12. We, however, do not think that, in view of the provisions of Section 99, I.P.C. It is enough to hold that there had been no notice of demand in the instant case. The action of the Inspectors did not become vitiated by bad faith simply for that reason. They were acting honestly in the exercise of the powers delegated to them by the Commissioner. Their attempt to recover the tax due, by seizure of the animal, was not entirely outside the law. All that could be said was that they had erred, even if sadly, in the exercise of their powers.

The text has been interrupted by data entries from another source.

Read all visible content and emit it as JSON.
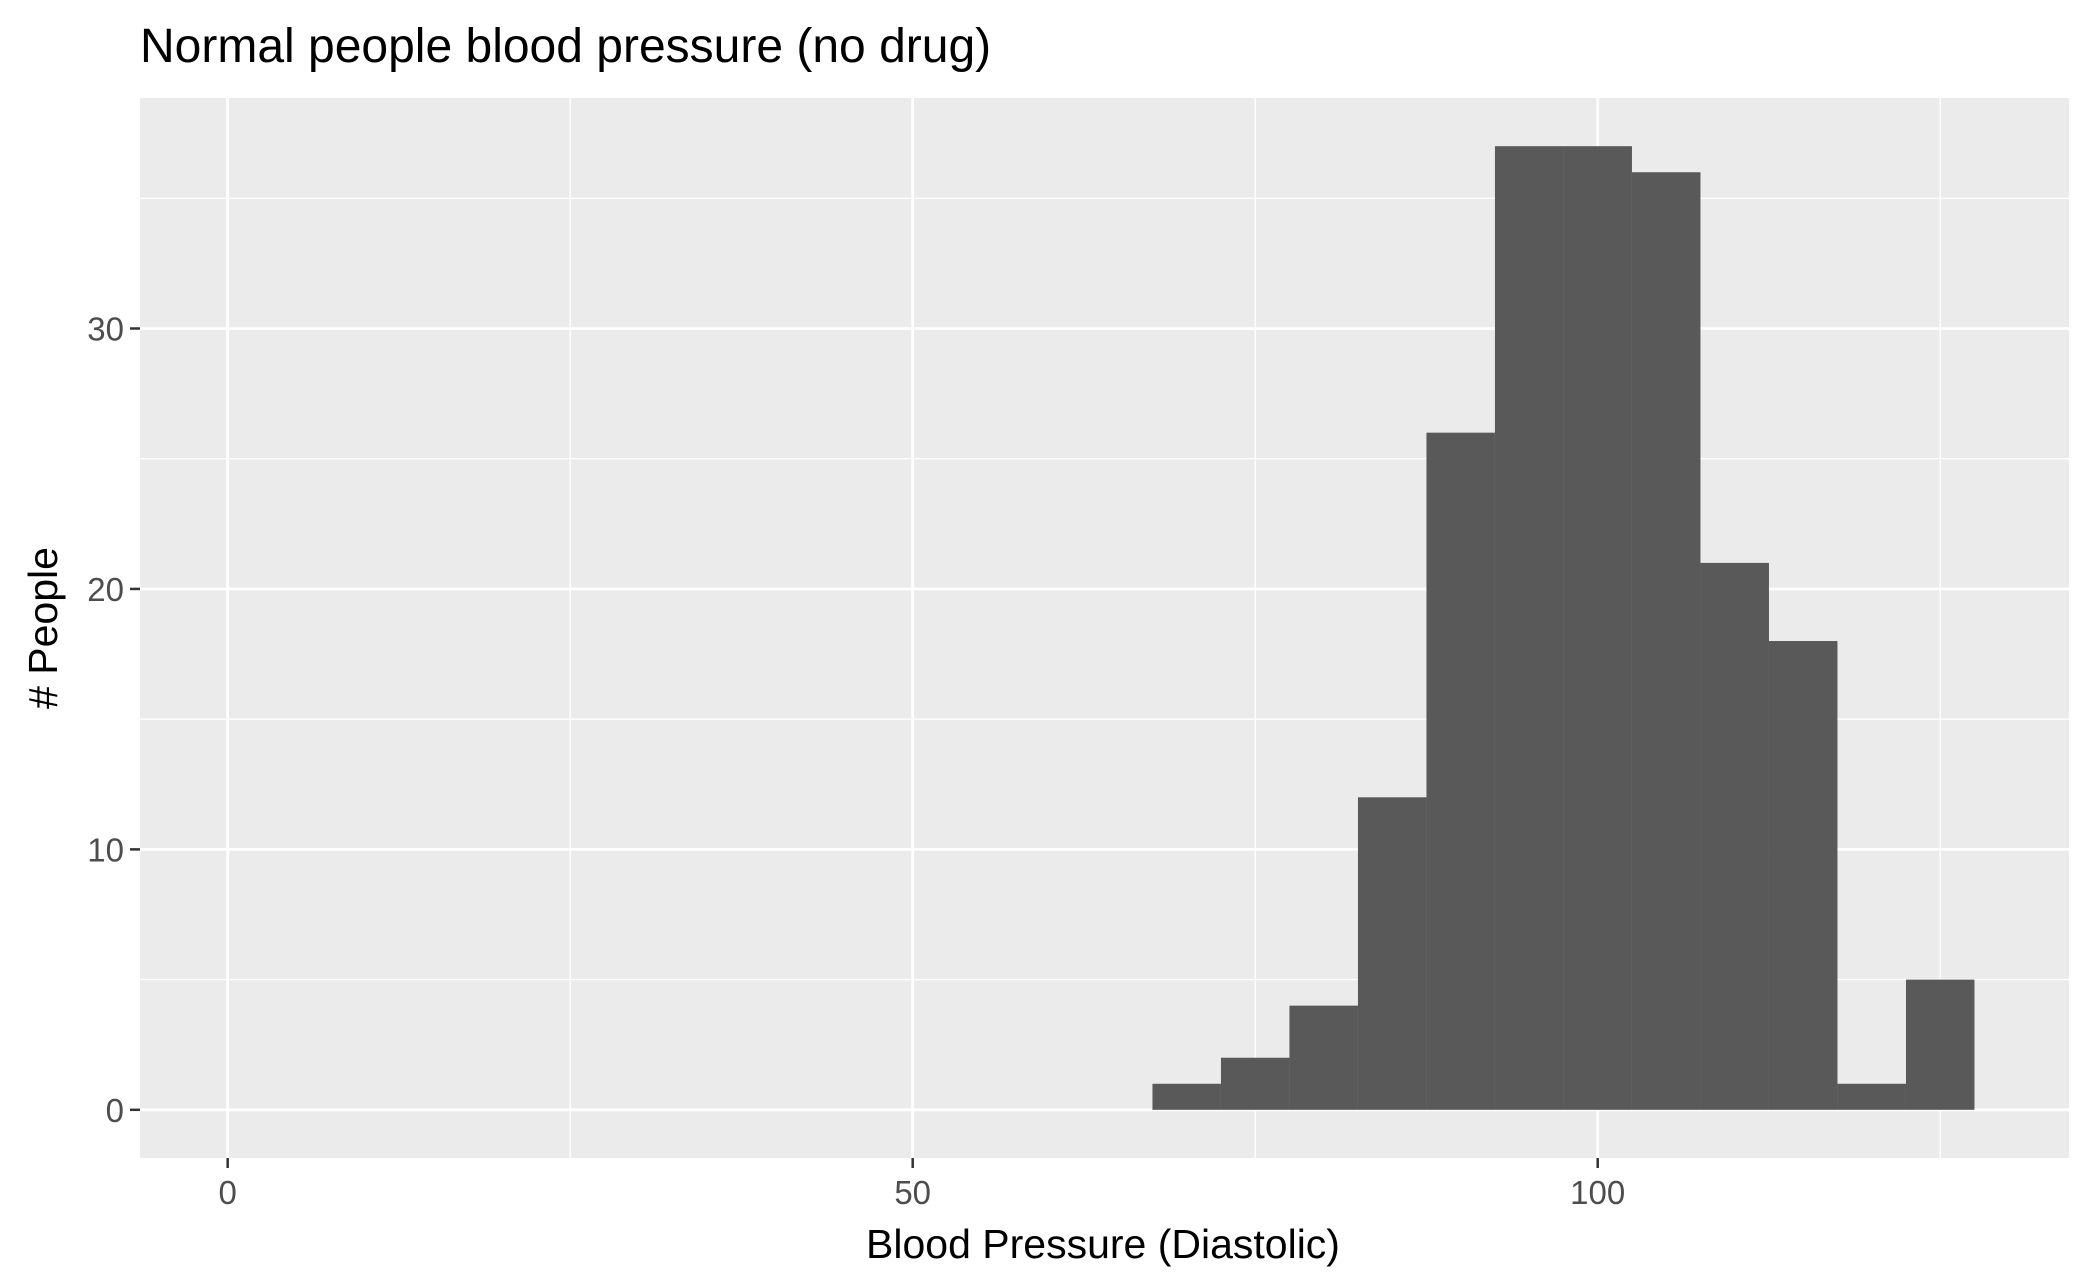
{
  "chart_data": {
    "type": "bar",
    "title": "Normal people blood pressure (no drug)",
    "xlabel": "Blood Pressure (Diastolic)",
    "ylabel": "# People",
    "bin_width": 5,
    "bins": [
      {
        "x": 70,
        "count": 1
      },
      {
        "x": 75,
        "count": 2
      },
      {
        "x": 80,
        "count": 4
      },
      {
        "x": 85,
        "count": 12
      },
      {
        "x": 90,
        "count": 26
      },
      {
        "x": 95,
        "count": 37
      },
      {
        "x": 100,
        "count": 37
      },
      {
        "x": 105,
        "count": 36
      },
      {
        "x": 110,
        "count": 21
      },
      {
        "x": 115,
        "count": 18
      },
      {
        "x": 120,
        "count": 1
      },
      {
        "x": 125,
        "count": 5
      }
    ],
    "xlim": [
      -6.4,
      134.4
    ],
    "ylim": [
      -1.85,
      38.85
    ],
    "x_ticks": [
      0,
      50,
      100
    ],
    "x_minor_ticks": [
      25,
      75,
      125
    ],
    "y_ticks": [
      0,
      10,
      20,
      30
    ],
    "y_minor_ticks": [
      5,
      15,
      25,
      35
    ],
    "x_tick_labels": [
      "0",
      "50",
      "100"
    ],
    "y_tick_labels": [
      "0",
      "10",
      "20",
      "30"
    ],
    "grid": true,
    "colors": {
      "panel": "#ebebeb",
      "grid": "#ffffff",
      "bar": "#595959",
      "tick": "#333333"
    }
  }
}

13. The Inspectors could not be fairly presumed to know that a notice under Section 154 of the Act must precede any attempt to seize the buffalo as the law has been anything but clear on a subject on which there has been no previous decision of this Court. The view of the Delhi High Court supported the view that no legal defect at all vitiated the actions of the InspectOrs. As already stated, there was no plea that the Inspectors did not act in a bona fide manner or that they were aware of the defect in the procedure adopted. All that the appellant told them was that he did not have ready money to pay up instantly. He did not refuse to pay. In these circumstances, we think that Section 99 did confer a protection upon the employees of the Corporation who acted in good faith under the colour of their office. But, in as much as they had acted in an improper manner in demanding immediate payment and tried to seize the animal prematurely under a misconception about the mode of exercise of their powers under Section 161 of the Act, the sentences imposed upon the appellant are excessive.
14. We think that the ends of justice will be served by maintaining the convictions but reducing the sentences to the period already undergone by the appellant. Consequently, we set aside the fine imposed upon the appellant and reduce the sentences passed upon him to the period already undergone. With this modification, this appeal is hereby dismissed.